Written in late 1954 or early 1955, the poem consists of 21 lines, of which the uneven lines generally have more syllables. It describes a yearly feeding frenzy in October, when fishes drawn to the shore attract large numbers of seabirds. The behavior of the birds is likened to a "witches' sabbath", "mob / Hysteria", and to humans "finding Gold in the street". The birds are attributed with envy, malice, greed, and a lack of pity for the fishes. The poet concludes that ideas of justice and mercy are concerns for neither animals nor God, and that life is characterized by hunger, terror and torment. He sees beauty in this.

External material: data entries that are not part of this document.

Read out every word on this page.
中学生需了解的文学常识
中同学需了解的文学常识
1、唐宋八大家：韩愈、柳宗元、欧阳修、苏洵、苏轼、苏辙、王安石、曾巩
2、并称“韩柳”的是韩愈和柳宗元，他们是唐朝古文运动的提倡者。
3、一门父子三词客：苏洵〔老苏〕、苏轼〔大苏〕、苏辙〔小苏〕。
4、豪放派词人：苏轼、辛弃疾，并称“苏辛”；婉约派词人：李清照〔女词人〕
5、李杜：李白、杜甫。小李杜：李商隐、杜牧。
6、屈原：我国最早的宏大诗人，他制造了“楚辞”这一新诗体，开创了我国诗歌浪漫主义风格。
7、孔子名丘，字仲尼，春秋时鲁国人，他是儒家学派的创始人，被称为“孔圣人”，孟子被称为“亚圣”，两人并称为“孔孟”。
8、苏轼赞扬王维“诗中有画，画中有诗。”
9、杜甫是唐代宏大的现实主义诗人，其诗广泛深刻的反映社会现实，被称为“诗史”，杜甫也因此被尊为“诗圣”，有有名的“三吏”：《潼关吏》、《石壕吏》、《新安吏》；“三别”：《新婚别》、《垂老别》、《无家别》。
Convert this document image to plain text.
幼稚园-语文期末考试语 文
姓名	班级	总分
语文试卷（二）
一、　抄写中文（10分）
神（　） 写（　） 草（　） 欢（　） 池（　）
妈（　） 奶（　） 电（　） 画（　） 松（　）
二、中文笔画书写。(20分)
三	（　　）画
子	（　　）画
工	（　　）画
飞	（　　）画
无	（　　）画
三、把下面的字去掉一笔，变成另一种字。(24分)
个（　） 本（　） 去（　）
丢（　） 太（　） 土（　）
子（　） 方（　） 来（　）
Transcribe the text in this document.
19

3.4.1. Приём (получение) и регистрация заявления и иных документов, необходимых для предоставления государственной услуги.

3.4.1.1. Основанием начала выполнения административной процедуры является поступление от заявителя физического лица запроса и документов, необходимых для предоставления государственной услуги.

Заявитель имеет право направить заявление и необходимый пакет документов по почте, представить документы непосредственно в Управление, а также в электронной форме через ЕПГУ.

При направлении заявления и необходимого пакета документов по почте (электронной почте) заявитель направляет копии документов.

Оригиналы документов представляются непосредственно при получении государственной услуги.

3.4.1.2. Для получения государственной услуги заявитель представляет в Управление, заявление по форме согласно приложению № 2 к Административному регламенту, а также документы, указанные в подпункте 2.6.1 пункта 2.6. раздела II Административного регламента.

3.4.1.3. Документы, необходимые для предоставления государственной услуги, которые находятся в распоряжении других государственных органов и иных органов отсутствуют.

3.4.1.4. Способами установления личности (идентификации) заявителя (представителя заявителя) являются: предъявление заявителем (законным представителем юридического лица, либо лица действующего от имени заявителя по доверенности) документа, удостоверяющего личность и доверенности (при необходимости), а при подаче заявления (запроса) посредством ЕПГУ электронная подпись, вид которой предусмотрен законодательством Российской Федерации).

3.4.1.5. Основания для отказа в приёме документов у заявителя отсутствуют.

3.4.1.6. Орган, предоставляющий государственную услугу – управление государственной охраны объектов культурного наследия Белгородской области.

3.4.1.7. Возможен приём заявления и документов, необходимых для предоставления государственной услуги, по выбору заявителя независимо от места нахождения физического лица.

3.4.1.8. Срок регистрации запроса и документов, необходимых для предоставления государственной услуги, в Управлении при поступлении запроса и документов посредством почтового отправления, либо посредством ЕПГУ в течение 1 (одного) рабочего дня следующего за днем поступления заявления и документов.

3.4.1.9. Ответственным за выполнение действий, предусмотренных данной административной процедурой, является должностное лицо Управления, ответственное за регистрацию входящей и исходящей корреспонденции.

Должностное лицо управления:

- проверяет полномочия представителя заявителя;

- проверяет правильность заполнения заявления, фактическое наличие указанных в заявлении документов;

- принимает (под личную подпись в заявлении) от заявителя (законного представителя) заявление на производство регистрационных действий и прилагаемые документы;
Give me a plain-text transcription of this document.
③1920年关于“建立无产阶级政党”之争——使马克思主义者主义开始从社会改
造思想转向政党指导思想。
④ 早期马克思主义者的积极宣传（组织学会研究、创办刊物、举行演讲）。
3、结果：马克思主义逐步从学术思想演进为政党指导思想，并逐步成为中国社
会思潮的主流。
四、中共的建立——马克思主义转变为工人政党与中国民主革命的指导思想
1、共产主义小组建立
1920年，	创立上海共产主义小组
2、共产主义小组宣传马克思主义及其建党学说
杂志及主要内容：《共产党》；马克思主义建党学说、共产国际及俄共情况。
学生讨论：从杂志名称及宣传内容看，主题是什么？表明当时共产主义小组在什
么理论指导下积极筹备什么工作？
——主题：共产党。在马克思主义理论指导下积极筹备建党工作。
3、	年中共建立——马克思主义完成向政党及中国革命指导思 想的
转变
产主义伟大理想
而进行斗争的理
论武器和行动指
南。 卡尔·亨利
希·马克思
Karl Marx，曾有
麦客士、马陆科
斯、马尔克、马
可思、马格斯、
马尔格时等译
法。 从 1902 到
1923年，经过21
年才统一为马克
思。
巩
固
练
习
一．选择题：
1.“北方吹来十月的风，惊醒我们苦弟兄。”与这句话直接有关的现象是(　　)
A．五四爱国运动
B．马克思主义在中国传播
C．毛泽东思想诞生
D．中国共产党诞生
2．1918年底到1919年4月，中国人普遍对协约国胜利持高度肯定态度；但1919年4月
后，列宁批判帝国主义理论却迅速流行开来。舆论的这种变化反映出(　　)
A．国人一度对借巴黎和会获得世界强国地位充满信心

The quality of the scene described is not related to human concerns of "mercy", "mind" or "goodness", but to "the beauty of God".

==Themes==
"Birds and Fishes" presents a clear example of how Jeffers viewed nature in his late nature poetry. In his early works, he expressed a worldview close to transcendentalism, and treated nature as a metaphor for human concerns. In the later works, humanity and human concerns are instead metaphors for nature. In "Birds and Fishes", the poet is ironic when he anthropomorphizes the feasting birds and attributes sins and hysteria to their behavior. Robert Zaller writes that "in the first part of 'Birds and Fishes', Jeffers almost presents a satiric account of what nature would look like if seen in terms of human behavior". In the concluding lines the irony is gone. The poem maintains that life on earth is not concerned with "justice and mercy", but reflects a harsh beauty. This is in line with the non-anthropocentric worldview which Jeffers had labeled inhumanism.

==Publication==
"Birds and Fishes" appeared in 1963, the year after Jeffers died, as the concluding poem in the collection The Beginning and the End and Other Poems, published by Random House. The same year it also appeared in Robinson Jeffers: Selected Poems from Random House and Poetry in Crystal from Steuben Glass Works. In 1987, the poem was included in Random House's Rock and Hawk: A Selection of Shorter Poems by Robinson Jeffers.

==Glass sculpture==
Poetry in Crystal was a collaboration between Steuben Glass and the Poetry Society of America where 31 artists were commissioned to create glass sculptures based on new poems. The writers were selected by the Poetry Society and received an honorarium of $250. Their identities were not revealed to the artists until afterwards. The commissions were made in 1961, and "Birds and Fishes" became the basis for a work with glass design by Donald Pollard and engraving design by Robert Vickrey. The collection was unveiled on April 18, 1963 at Steuben's gallery on Fifth Avenue in New York City, after which all the poems were published in a book with full-page photogravure images of the sculptures. The sculpture based on "Birds and Fishes" is in the collection of Sunnylands in Rancho Mirage, California.